United States: It should come as no surprise that the Presidential and Congressional elections in the US are some of the most highly observed in the world. On November 8, 2024, the results of US elections will affect the world and the direction of many conflicts, negotiations, business dealings, the future state of the climate, and more. Conflicts like the war in Ukraine and war in Gaza will have profound impacts depending on who wins the 2024 election. Relationships with traditional allies could also be strained by a possible second Trump presidency, along with the US’ credibility and perception as a reliable partner has already been damaged, and of course in an increasingly polarized and militarized world there is the possibility of either candidate inflaming tensions with different adversarial states. The US elections will have profound impacts on the future of the international system. We will have to wait and see whether it will be a continuation of the current administration’s policies or a return to Trumpism.

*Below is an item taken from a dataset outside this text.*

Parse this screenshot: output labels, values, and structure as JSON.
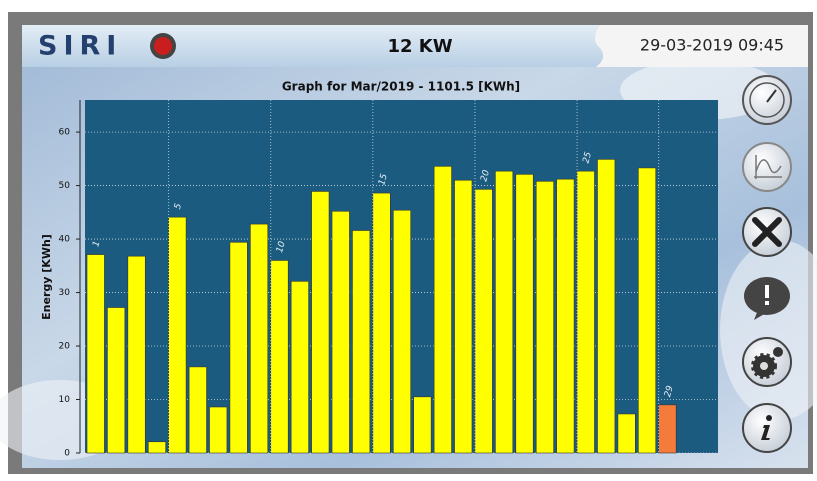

India: In India, which is often called the world’s largest experiment in democracy, voters are expected to head to the polls at a still undisclosed date between April-May 2024. India which has a population of over 1.4 billion is likely to see a majority of its voters reelect Prime Minister Narendra Modi to secure a rare third term in power. Prime Minister Narendra Modi has been accused of enabling democratic backsliding since 2016. Modi throughout his tenure in office has been accused of cracking down on opponents, restricting press freedom and persecuting the country’s Muslim and other ethnic and religious minorities. Facing off against Modi is a newly formed alliance of 26 political parties known as INDIA, which includes the country’s main opposition, the Indian National Congress.

EU Elections:  Far-right parties are becoming increasingly dominant in national settings across many EU capitals. The June 2024 European Parliament elections will likely see a major shift to the right in many countries, with populist radical right parties gaining votes across the EU. Many center-left and green parties will likely lose votes and seats. Anti-European Union populists are likely to top the polls in nine member states (Austria, Belgium, the Czech Republic, France, Hungary, Italy, the Netherlands, Poland, and Slovakia). Much of the shift to the right can be attributed to rising anti-immigrant sentiment across the continent. EU elections will shape the bloc’s approach to climate policy, aid to Ukraine, and the bloc’s ability to work and stay united.

Russia: On Friday March 15, 2024, Russia will hold its presidential elections, yet of course, there is already little doubt as to who will emerge the winner from these elections. The upcoming Russian elections are more of a spectacle than serious competition for the future of the country. It’s likely Russia’s current policies will continue on in another Putin administration. Vladimir Putin, should he win again, and serve a full six year term, will have been in power for 30 years total. This will be longer than any Russian or Soviet leader since Tsar Peter the Great (who died in 1721). Until recently, Russia’s constitution forbade more than two consecutive six year presidential terms. Though this is a constitutional rule that appears not to apply to the current occupant of the Kremlin. Putin’s main rival, opposition leader Alexei Navalny mysteriously died in prison late last week. Another of Russia’s presidential hopefuls, Boris Nadezhdin, has said his bid to run in elections in March has been blocked. Nadezhdin, is a prominent critic of the war in Ukraine and is not thought to be a likely challenger to unseat Putin.


Democracy, the value and idea that human beings have the right to choose their own leaders is a much newer concept than many of us realize. Only about half of the world’s countries are electoral democracies, meaning that they hold free and fair multi-party elections. Of those countries, just 14 have been democracies for 100 or more years. The upcoming elections globally will present to us whether democracy can continue to endure through the current rise of extremism, violence, and polarization globally. Democracies often fall short of their promised ideals, but it is thus far in human history the only system that allows us a voice and the ability to learn and do better if we choose to do so.